Who wants to live in a socialist utopia?

Britain’s culture of entitlement has put the country on the road to ruin, says Tom Bulford. It’s time politicians realised they must be cruel to be kind.

The hypocrisy of politicians is simply breath taking. Here is the latest sample from German chancellor Angela Merkel. “The world hasn’t sufficiently learned the lessons of the devastating 2008 financial crisis… Never again can we allow irresponsibility like back then to happen. In a social market economy, the state is the guardian of order – and that is something people should be able to count on.”

Merkel has form here. Back in 2010 she argued for a re-establishment of the “primacy of politics over markets”. As investors, who rely upon the judgment of markets and the value of money, we can only hope that this never happens.
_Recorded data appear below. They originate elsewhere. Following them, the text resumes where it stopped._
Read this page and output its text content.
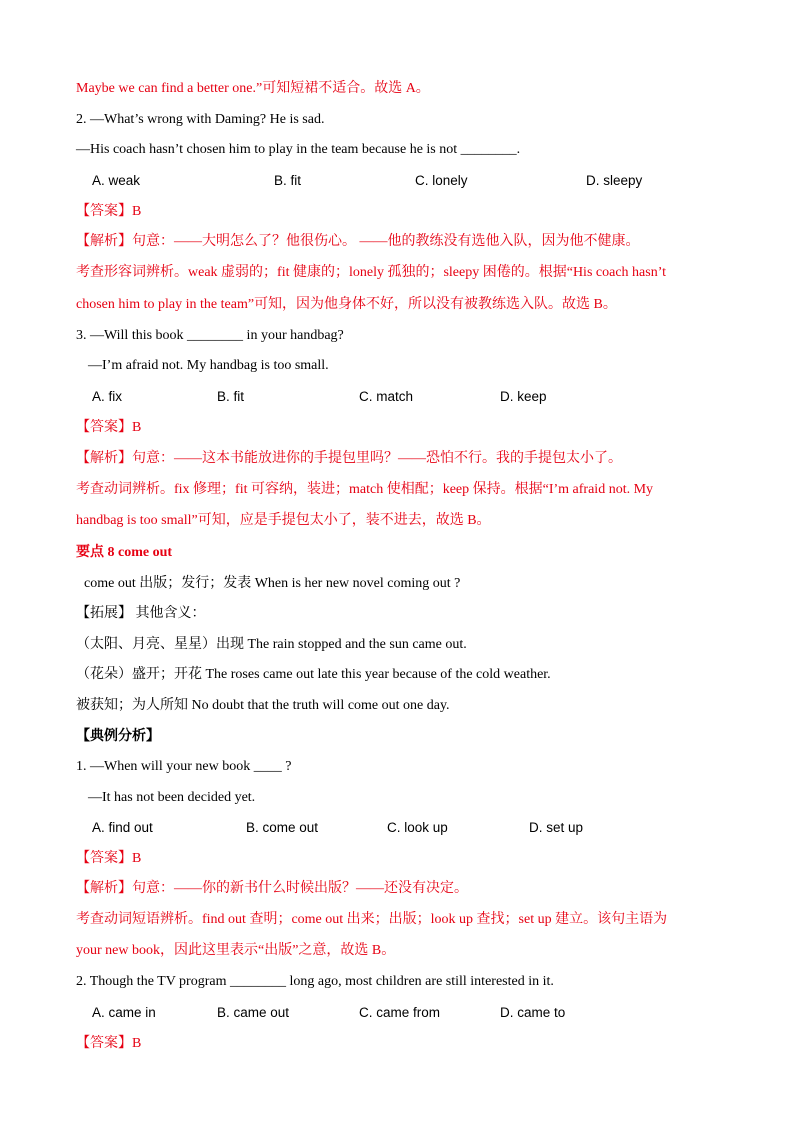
Maybe we can find a better one.”可知短裙不适合。故选 A。
2. —What’s wrong with Daming? He is sad.
—His coach hasn’t chosen him to play in the team because he is not ________.
A. weak	B. fit	C. lonely	D. sleepy
【答案】B
【解析】句意：——大明怎么了？他很伤心。 ——他的教练没有选他入队，因为他不健康。
考查形容词辨析。weak 虚弱的；fit 健康的；lonely 孤独的；sleepy 困倦的。根据“His coach hasn’t
chosen him to play in the team”可知，因为他身体不好，所以没有被教练选入队。故选 B。
3. —Will this book ________ in your handbag?
—I’m afraid not. My handbag is too small.
A. fix	B. fit	C. match	D. keep
【答案】B
【解析】句意：——这本书能放进你的手提包里吗？——恐怕不行。我的手提包太小了。
考查动词辨析。fix 修理；fit 可容纳，装进；match 使相配；keep 保持。根据“I’m afraid not. My
handbag is too small”可知，应是手提包太小了，装不进去，故选 B。
要点 8 come out
come out 出版；发行；发表 When is her new novel coming out ?
【拓展】 其他含义：
（太阳、月亮、星星）出现 The rain stopped and the sun came out.
（花朵）盛开；开花 The roses came out late this year because of the cold weather.
被获知；为人所知 No doubt that the truth will come out one day.
【典例分析】
1. —When will your new book ____ ?
—It has not been decided yet.
A. find out	B. come out	C. look up	D. set up
【答案】B
【解析】句意：——你的新书什么时候出版？——还没有决定。
考查动词短语辨析。find out 查明；come out 出来；出版；look up 查找；set up 建立。该句主语为
your new book，因此这里表示“出版”之意，故选 B。
2. Though the TV program ________ long ago, most children are still interested in it.
A. came in	B. came out	C. came from	D. came to
【答案】B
If ever there were a case of the pot calling the kettle black, it is politicians accusing financial market operators of irresponsibility.

I will accept that the sub-prime lending boom was not the bankers’ finest hour, and you will know that I avoid all creations of the financial services industry if at all possible. But as politicians like to say, “let us be absolutely clear about this”: in respect of the global economy the three most irresponsible acts of recent years are all due to the politicians.

Three diabolical mistakes by politicians

First off, the introduction of the euro in 1999 without a properly integrated European economy was an accident waiting to happen. The euro crisis, the high rates of unemployment and the devastating hardship that has caused a number of violent riots to break out in a number of European cities is entirely because, in Merkel’s phrase, European leaders chose “the primacy of politics over markets”.

The second act of irresponsibility was the failure of bank regulation. Gordon Brown is in the dock here for passing this from the Bank of England to the Financial Services Authority (FSA), but it is a global failure. We pay our politicians to do things that we cannot do ourselves and making sure that banks are safe and sound is one of them.

Our political leaders have failed dismally in this respect, they have let us all down and in true political fashion are now keen to blame others.

But the biggest failure of the lot has been the failure to balance national budgets. If business leaders and investors have lost confidence, it is no wonder. Outdated Keynesian economic theories of pump-priming, left-wing social policy and persistently over optimistic economic forecasting are all failures of the political class that have reduced us to this present mess.

When will politicians and others realise that you cannot have things that you cannot pay for? All that markets do is assess the financial reality and when they ‘provoke’ a crisis, by, for example, dumping Greek bonds or Northern Rock shares, it is because they can see the plain facts that politicians choose to ignore.

 

Those blind wishy-washy socialists

I am fed up with hearing people demand something for nothing. The other day I heard a ridiculous journalist called Bea Campbell arguing that old people were “entitled to be looked after by the state”. What utter nonsense.

There is no such thing as an “entitlement” to be looked after, and even if there was, the plain fact is that the state simply cannot afford to keep the swelling ranks of the aged in the fields of clover that Campbell and other wishy-washy socialists believe is their right.

All the time I hear people claiming that they are entitled to things for which they have not paid. Take teachers’ pensions. Teachers argue that they were promised retirement at 65 and a certain level of pension. They say that because teachers cannot cope when they are old, because teaching is a low-paid profession and because they have served their country (in a job from which nobody ever gets fired) that they should now be able to shuffle off into retirement. But at whose expense?

A lesson from the Chinese

Life expectancy is way higher than it was when those pension arrangements were made. The pension contributions that teachers have made nowhere near cover their pension liability. The money is not available and it cannot be simply conjured out of thin air. You would think that teachers would have the brains to understand.

For years successive governments, mostly of a socialist persuasion, have mollycoddled the population with money borrowed from our children and grandchildren. Sometimes it is cruel to be kind. Have politicians not noticed that the world’s most successful economy, China, is one where people have to look after their own fortunes and their own future?

The Chinese understand the value of money, the link between education, hard work and material rewards, and the satisfaction of achievement. In our socialist utopia we have lost all of this.